Thursday, January 01, 2015

Book: Netherland by Joseph O'Neill

Published in 2008 and long-listed for the Man Booker prize that year, this novel by Joseph O’ Neill did create a buzz at that time. The Booker that year was won by the Indian author Aravinda Adiga for his debut novel The White Tiger. I read The White Tiger soon after that novel came out but somehow could get hold of the Netherland only now after six years.

Netherland ticks many of the traits that I like in novels. I like a multi-layered plot compared to a simple and direct one. In this novel the plot operates at different layers. At one level it is about the immigrant experience of belonging and non belonging. At another level it is about a marriage that is going through a crisis. There is also the chronicling of the subtle psychological upheavals brought up by the developments of the day, including and not limited to the 9/11 event. The plot is sufficiently intricate to provide a great platform to the writing skills of the author. Skills that are evidently remarkable. The consistently engaging and admirably fluent writing is one of the standout features of the novel.

Indeed one of the most remarkable things about reading fiction is the great facility it provides to inhabit the varied geographies and societies of the world, and to experience through the writer’s eyes all that those places offer. Written in a stream of consciousness style, the novel takes you to New York, London, Trinidad and to the Netherlands by turns. Joseph O’ Neill amazes with the smooth, vivid and evocative descriptions. Those familiar with New York must find the sections related to that place most familiar. Even for others it is not difficult to imagine the landscapes that the author so meticulously constructs with his descriptions.

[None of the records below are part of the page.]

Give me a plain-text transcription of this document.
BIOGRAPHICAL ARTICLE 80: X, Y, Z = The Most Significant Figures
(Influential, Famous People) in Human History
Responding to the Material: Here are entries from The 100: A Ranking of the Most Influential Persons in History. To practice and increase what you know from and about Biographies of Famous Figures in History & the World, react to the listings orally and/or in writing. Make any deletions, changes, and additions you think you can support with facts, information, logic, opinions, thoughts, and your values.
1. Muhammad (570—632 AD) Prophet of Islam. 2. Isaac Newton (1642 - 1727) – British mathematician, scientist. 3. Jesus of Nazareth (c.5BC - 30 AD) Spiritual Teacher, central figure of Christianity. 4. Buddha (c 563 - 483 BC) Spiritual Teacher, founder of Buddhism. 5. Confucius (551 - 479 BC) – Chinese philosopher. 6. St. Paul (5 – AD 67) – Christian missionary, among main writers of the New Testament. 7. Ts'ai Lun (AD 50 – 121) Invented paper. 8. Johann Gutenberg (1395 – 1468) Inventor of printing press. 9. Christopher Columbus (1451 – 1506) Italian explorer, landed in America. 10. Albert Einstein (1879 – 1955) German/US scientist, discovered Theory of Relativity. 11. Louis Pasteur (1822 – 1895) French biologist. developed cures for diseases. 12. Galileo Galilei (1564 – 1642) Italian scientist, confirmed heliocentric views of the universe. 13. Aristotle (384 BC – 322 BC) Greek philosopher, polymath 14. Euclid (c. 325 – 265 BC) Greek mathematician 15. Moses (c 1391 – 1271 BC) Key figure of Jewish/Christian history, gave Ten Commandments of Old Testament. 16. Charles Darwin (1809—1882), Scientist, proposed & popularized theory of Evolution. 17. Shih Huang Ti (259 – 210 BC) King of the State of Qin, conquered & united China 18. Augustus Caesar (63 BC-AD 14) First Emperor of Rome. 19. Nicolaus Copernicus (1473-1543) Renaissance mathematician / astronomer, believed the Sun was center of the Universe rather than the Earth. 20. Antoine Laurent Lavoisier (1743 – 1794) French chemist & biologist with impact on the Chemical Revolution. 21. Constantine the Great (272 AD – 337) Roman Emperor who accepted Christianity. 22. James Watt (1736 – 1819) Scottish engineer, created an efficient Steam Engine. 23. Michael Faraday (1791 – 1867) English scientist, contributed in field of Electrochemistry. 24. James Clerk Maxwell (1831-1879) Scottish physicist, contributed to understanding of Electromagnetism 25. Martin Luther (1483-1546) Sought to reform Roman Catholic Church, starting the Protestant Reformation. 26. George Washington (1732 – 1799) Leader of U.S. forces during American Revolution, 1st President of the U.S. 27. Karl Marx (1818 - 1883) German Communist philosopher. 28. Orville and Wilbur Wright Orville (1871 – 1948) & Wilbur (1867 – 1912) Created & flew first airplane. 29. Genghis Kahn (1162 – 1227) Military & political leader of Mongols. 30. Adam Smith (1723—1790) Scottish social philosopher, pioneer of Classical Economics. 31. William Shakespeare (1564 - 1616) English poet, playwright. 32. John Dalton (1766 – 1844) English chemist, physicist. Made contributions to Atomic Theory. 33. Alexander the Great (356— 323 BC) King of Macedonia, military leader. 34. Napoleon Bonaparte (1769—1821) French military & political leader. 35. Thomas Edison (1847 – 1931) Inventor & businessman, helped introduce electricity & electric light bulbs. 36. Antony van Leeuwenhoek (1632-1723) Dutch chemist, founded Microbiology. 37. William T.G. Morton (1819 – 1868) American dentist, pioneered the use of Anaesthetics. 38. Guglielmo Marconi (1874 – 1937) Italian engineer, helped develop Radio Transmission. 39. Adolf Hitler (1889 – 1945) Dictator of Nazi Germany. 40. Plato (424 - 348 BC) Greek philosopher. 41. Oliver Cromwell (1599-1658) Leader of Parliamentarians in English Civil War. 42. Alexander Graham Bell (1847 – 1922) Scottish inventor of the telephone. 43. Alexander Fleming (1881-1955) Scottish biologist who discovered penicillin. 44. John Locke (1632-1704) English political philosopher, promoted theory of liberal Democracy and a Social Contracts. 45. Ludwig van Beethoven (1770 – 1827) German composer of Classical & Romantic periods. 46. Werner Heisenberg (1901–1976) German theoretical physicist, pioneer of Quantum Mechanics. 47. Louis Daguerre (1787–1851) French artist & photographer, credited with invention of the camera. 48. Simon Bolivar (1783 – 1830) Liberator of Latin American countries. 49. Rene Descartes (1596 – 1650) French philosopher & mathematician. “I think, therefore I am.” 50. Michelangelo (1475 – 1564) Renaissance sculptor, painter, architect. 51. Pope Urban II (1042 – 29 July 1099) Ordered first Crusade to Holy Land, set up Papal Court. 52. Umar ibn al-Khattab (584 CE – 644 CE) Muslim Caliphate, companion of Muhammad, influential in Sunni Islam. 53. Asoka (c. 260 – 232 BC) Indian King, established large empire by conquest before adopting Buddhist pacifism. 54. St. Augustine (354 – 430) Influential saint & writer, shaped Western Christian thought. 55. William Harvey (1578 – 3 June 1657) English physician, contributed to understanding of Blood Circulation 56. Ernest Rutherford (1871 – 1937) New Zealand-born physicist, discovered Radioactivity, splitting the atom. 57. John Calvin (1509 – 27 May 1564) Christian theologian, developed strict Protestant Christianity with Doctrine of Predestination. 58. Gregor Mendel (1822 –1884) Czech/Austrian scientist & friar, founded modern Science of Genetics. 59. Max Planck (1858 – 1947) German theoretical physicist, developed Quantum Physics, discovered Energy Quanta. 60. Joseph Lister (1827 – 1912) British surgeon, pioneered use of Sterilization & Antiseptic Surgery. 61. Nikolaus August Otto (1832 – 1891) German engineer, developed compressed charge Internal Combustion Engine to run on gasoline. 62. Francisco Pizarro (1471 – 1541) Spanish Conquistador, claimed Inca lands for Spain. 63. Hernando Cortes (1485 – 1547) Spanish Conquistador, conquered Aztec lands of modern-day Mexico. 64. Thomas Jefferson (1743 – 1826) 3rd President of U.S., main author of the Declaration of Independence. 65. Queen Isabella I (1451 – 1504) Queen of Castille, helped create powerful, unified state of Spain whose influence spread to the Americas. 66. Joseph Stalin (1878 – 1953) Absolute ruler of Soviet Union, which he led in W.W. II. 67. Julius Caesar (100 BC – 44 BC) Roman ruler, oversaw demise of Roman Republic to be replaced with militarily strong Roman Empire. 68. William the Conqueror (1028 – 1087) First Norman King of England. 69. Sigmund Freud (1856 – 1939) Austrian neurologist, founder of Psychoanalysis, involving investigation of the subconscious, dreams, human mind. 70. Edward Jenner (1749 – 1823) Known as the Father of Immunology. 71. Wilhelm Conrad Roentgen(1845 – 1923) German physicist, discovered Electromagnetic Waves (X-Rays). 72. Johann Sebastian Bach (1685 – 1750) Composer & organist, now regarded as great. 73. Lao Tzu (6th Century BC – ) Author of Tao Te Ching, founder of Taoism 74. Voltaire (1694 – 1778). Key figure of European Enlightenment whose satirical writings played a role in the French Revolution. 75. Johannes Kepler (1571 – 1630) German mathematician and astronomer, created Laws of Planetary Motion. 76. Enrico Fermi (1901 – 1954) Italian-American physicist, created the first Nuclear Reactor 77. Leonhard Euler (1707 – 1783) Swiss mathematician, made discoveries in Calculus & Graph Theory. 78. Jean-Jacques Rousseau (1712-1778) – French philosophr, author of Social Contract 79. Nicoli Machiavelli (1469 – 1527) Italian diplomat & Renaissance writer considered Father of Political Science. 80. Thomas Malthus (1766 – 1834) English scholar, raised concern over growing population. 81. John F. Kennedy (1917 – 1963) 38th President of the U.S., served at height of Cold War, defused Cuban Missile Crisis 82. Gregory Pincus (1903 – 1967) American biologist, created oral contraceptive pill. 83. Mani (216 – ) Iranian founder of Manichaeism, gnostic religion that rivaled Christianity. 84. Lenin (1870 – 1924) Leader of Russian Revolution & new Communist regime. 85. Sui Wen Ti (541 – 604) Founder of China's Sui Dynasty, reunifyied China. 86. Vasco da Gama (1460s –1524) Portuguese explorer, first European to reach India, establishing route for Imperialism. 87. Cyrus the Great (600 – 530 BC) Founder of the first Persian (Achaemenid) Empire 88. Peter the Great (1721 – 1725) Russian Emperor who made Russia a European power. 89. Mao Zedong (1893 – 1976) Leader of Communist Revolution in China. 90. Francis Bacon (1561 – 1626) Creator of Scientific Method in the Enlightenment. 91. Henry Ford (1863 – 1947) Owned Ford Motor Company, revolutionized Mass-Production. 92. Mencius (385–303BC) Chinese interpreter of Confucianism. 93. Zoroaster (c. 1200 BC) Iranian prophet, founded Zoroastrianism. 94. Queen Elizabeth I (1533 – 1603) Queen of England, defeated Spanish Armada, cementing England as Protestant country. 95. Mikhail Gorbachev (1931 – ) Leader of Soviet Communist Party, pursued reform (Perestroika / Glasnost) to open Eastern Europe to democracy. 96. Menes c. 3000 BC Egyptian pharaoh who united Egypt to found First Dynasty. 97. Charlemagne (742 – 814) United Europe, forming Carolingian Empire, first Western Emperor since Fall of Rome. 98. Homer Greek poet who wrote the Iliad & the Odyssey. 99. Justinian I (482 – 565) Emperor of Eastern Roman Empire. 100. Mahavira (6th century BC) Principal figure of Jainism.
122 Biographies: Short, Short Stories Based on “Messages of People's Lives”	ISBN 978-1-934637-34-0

There are also passages on the sport of cricket. The references undoubtedly appeal to any cricket aficionado. Well, the aspects about cricket in the novel in no way take anything away from the graceful, balanced, and reflective overall narrative. It is impossible not to be moved throughout by the lyrical and poised prose of the narrative.

There is also a rich bounty available to the word hunter. The prose abounds with words that entail you to look up the dictionary. There are some interesting references to etymologies of words too. For instance, it was useful to learn that the word ‘aftermath’ is derived from after+math(mown)- “grass which grows in meadows that have been mown”. And that the word ‘fathom’ is derived from a word that originally meant ‘the outstretched arms’. Some of the other words in the novel that impressed me are (click to find details about the word): syllogism, promethean, pluvial, morganatic, peroration, lepidopterist.

There are some observations the author makes that are incisive and unsettling.  These are lines that made me catch my breath and read again. Sample these-

“Perhaps the relevant truth…is that we all find ourselves in temporal currents and that unless you’re paying attention you’ll discover, often too late, that an undertow of weeks or of years has pulled you deep into trouble.” - pg 61

“And after Mama’s cremation I could not rid myself of the notion that she had been placed in the furnace of memory even when alive and, by extension, that one’s dealings with other, ostensibly vital, at a certain point become dealings with the dead.” - pg 86

“We had plenty to feel smug about, if so inclined. Smugness, however, requires a certain reflectiveness, which requires perspective, which requires distance” - pg 89

“…trying to shrug off a sharp new sadness…the sadness produced when the mirroring world no longer offers a surface in which one may recognise one’s true likeness.” - pg 111

Also, there are passages that are sure to resonate with any true cricket lover-

“…it’s my belief that the communal, contractual phenomenon of New York cricket is underwritten, there where the print is finest, by the same agglomeration of unspeakable individual longings that underwrites cricket played anywhere - longings concerned with horizons and potentials sighted or hallucinated and in any event lost long ago, tantalisms that touch on the undoing of losses too private and reprehensible to be acknowledged to oneself, let alone to others. I cannot be the first to wonder if what we see, when we see men in white take to a cricket field, is men imagining an environment of justice.” - pg 116

“…conditions may be different from day to day and from ground to ground. Sydney Cricket Ground favours spin, Hedingly, in Leeds, seam bowling. This differentness is not only a question of differing grass batting surfaces. There is the additional question of the varying atmospheric conditions - humidity and cloud cover, in particular - that obtain from time to time and from place to place and can dramatically affect what happens to a cricket ball as it travels from bowler to batsman.” - pg 143

All this may seem like a lot to say about a book that came six years ago. Somehow, the novel has left a strong impression and I wanted to share that with others.